The biggest reason the recent EMV transition took place is that credit card fraud was significant nationwide, both in stores and online. And while there are ways to combat bogus e-commerce "card-not-present" purchases, the most concrete way for payment processing companies to deal with total credit card fraud was to introduce the liability shift toward chip-and-pin transactions. Meanwhile, CNP fraud continues, and has only increased since the liability shift because it became harder to commit in-person fraud.
Card-not-present fraud is prevalent in many parts of the U.S., but some states are more fertile ground from criminals than others, according to new data from Sift Science based on more than 1.3 million transactions. In Alaska, for example, more than 23 percent of all credit card transactions were tagged as being fraudulent, ahead of second-place Delaware, where fewer than 1 in 5 fell into that category. Mississippi (17.4 percent), Louisiana (16.5 percent), and Nevada (15.9 percent) rounded out the top five.
A look at the causes
On a state-by-state basis, there may be good reasons why fraud is so common, the report said. For instance, Alaska does not categorize a fraudulent purchase as theft unless its value exceeds $750. As many as 400 cases of this type of fraud are reported every month in the Last Frontier State.
Meanwhile, the state where fraudulent online purchases are actually shipped is not Alaska, which actually ranked 49th in this regard, but rather Delaware, the report said. In all, 27.9 percent of the examined purchases shipped there may have been fraudulent, just ahead of second-place Florida (26.8 percent). Georgia, Nevada, and West Virginia were also in the top five, all above 23.7 percent.
How much of a problem is it?
Clearly, online merchants suffer a lot of fraud, but across both e-commerce and brick-and-mortar channels, the problem is even more significant, according to new data from The Nilson Report. The total fraud losses seen last year amounted to $21.84 billion out of a total $31.31 trillion in purchases. This means that nearly 7 cents of every $100 spent on a credit or debit card over the course of 2015 was fraudulent.

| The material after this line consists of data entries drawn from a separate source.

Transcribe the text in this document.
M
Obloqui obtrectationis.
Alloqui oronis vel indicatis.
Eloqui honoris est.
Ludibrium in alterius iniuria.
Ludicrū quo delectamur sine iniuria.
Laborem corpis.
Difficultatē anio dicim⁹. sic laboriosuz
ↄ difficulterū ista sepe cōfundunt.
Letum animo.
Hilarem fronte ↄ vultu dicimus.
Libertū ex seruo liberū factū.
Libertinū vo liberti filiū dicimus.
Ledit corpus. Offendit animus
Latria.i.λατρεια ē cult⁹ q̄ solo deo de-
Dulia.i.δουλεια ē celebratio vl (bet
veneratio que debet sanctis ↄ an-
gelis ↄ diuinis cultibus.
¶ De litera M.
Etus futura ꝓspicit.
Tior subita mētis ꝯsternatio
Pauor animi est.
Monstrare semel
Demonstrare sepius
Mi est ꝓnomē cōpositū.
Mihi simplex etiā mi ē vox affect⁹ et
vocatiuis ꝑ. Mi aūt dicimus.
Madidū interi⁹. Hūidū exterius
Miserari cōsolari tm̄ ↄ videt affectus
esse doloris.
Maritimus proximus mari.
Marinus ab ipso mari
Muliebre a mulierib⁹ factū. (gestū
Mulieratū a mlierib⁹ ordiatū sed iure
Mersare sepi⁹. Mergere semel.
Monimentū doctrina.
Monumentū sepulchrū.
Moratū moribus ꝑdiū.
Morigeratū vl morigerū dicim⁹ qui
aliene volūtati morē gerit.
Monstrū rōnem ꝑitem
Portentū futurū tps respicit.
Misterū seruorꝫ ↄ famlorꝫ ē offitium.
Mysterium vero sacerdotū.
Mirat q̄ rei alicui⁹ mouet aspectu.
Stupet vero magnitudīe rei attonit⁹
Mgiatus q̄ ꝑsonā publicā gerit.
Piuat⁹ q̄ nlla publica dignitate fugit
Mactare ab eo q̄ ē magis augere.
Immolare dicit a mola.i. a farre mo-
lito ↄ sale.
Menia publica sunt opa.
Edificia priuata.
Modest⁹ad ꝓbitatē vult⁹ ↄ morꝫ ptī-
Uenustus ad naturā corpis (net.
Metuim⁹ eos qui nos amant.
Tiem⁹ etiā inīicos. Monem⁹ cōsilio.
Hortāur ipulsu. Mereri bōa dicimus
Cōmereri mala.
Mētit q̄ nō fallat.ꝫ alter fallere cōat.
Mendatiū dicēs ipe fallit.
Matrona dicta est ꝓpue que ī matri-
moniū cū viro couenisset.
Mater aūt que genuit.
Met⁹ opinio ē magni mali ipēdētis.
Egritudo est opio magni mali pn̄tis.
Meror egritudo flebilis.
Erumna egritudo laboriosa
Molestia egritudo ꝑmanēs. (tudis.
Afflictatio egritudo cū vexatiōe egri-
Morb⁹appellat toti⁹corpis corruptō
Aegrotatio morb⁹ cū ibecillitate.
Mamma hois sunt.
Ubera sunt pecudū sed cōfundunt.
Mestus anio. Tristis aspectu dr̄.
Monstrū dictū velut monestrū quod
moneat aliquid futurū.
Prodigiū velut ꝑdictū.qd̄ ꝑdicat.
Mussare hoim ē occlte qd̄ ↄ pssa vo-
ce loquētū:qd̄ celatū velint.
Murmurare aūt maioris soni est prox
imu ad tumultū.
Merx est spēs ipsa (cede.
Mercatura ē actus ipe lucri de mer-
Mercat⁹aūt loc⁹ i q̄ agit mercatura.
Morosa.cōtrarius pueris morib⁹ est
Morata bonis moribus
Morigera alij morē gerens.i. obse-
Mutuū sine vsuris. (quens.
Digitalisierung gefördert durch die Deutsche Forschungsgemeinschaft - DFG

And more worrying, the percentage of total global fraud experienced by merchants just in the U.S. is significantly outsized, the report said. While less than 23 percent of all purchases worldwide were made within the U.S., the nation accounted for nearly 39 percent of all fraud losses. This is, in part, what the EMV liability shift was meant to address in the first place.
"The industry's best defense against counterfeit fraud are EMV cards and the terminals needed to read their chips," said David Robertson, publisher of The Nilson Report. "EMV has been steadily penetrating dozens of countries, but in the U.S. where issuers poured EMV cards into the market, merchants lagged in deploying terminals."
For this reason, e-commerce and real-world merchants need to do more to fight fraud in general. For instance, those smaller businesses that have yet to adopt EMV-capable point-of-sale devices might need to take that step in the near future to better protect themselves, their customers, and the payments ecosystem overall.